French coffee drinkers are increasingly turning away from the traditional French café in favor of more specialized, artisanal coffee, or “fast food” industrialized coffee (Starbucks). The poor quality of French coffee is frequently criticized; many claim that it is merely an overly-bitter afterthought served with excessive sugar cubes in an attempt to render it drinkable. In a response to this criticism, artisan and specialized coffee shops and even local roasters have begun to crop up throughout Paris, along with the industrial giant, Starbucks. For now I’m going to ignore the issues surrounding Starbucks, and focus on the other end of the spectrum: craft coffee in France.
Those who lament the loss of French “café culture” assume that this is a static and historically constant facet of French identity. But coffee is not indigenous to France; its cultivation and distribution is an artifact of colonization and extraction. The so-called café culture that emerged was a form of cultural adaptation to a new and popular global product forcibly removed and exploited from French colonies. Coffee beans from French colonies were duty-free, while other (more superior) varietals from the rest of the world were more expensive. France obviously promoted the cheaper, “French” coffee, and its legacy exists to this day – Robusta beans, the French colonial varietal, still comprises up to 50% of all coffee served in France. Nearly 70 years of consuming this harsh, bitter type of coffee has cultivated a French taste for the harsh bean, which was traditionally marketed as a truly “French” product. Since the colonies it came from were French property at the time, this was technically true, and since French culinary culture is so focused on traditional French-exclusive products, the coffee stuck.
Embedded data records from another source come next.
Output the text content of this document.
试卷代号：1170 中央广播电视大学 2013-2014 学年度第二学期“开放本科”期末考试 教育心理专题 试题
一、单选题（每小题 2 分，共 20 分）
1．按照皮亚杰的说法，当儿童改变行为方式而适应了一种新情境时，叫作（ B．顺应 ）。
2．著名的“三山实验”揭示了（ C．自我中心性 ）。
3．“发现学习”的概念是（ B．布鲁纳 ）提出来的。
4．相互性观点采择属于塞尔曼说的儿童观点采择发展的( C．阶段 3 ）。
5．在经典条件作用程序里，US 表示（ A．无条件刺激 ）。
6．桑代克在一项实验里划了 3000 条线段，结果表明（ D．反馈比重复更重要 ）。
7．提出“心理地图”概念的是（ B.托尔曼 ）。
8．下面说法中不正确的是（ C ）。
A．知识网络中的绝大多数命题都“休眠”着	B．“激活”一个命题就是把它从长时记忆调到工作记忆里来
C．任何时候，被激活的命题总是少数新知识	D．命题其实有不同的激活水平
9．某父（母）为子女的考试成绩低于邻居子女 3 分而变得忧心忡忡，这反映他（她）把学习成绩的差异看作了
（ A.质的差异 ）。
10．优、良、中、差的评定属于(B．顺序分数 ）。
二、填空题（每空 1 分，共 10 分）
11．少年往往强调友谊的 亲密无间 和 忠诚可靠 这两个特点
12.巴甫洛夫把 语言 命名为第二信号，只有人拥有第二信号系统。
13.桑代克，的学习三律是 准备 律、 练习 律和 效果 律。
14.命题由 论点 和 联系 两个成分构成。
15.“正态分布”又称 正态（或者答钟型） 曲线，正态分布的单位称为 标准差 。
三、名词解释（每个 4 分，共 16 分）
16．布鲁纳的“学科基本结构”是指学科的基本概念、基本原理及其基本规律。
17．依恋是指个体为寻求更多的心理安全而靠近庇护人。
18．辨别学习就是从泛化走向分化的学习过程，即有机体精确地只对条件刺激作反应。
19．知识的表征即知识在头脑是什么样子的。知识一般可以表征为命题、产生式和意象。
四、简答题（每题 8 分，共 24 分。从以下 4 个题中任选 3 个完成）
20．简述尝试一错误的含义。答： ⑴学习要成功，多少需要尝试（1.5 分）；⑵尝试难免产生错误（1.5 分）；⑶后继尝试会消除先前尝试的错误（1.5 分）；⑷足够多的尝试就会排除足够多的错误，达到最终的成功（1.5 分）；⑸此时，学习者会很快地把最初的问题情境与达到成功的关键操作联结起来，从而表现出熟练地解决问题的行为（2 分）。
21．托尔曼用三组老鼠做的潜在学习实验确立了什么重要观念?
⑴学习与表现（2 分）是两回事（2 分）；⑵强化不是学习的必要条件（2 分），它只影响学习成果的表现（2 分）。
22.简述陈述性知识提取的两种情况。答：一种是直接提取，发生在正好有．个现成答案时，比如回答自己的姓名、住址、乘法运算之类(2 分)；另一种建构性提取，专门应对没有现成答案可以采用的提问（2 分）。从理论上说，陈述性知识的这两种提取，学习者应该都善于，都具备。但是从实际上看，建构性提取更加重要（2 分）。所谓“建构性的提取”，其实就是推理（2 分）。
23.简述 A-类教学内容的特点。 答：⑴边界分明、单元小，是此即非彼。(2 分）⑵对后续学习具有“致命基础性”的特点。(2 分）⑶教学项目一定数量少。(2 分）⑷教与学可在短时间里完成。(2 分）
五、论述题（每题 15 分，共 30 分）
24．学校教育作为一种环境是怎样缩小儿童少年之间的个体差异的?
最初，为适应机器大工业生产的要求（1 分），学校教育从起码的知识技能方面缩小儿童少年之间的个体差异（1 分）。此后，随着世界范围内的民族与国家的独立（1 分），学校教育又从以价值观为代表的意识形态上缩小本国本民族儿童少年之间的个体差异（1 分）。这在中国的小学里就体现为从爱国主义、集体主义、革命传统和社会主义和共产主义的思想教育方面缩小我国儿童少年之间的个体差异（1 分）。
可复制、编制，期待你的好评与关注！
In modern France, the introduction of higher-quality coffee beans and roasting and brewing techniques has fostered another cultural adaptation – the emergence of specialty coffee shops and the decentralization of the café. There is now a distinction between a coffee shop, which specializes in high quality coffee and may not even offer food, and a café, which offers a wide array of food and beverages including coffee. Globalization and the opening of markets are both partly to blame for this new form of coffee consumption and expertise. With decolonization and the availability of far superior coffee on a global market, the only tie to bitter Robusta is a cultural nostalgia for “traditional” French café culture. But assuming that the continued consumption of this inferior coffee varietal upholds the French culinary tradition is a misguided illusion. French culture is not, and never has been, a static and unchanging entity. The France of the colonial period was irreversibly altered by the influx of global commodities and goods, just as globalization is changing it now. So why not accept a higher-quality good and adapt that to French culture? The alternative is to hold on to a legacy of French colonial rule, a hypocritical endeavor in itself – celebrating French cultural imperialism might be just as bad as accepting American cultural imperialism. In the end, the reality is that better coffee has now entered France, and the specialization of industries can only lead to more informed and vibrant consumer cultures and the introduction of new French culinary traditions. While the miniature, bitter French coffee may still exist, there is a new wave of artisan, craft coffee to be had, and the idea of locally-roasted (therefore inherently French) coffee beans is something the most adamant proponent of French cultural identity should embrace. Globalization is not always a force that brings standardized, homogenized, industrialized, shrunken forms of consumption – it also has the power to bring elevated, high quality products from obscure corners of the globe, and France has the perfect tradition of culinary excellence to accept and perfect these new traditions.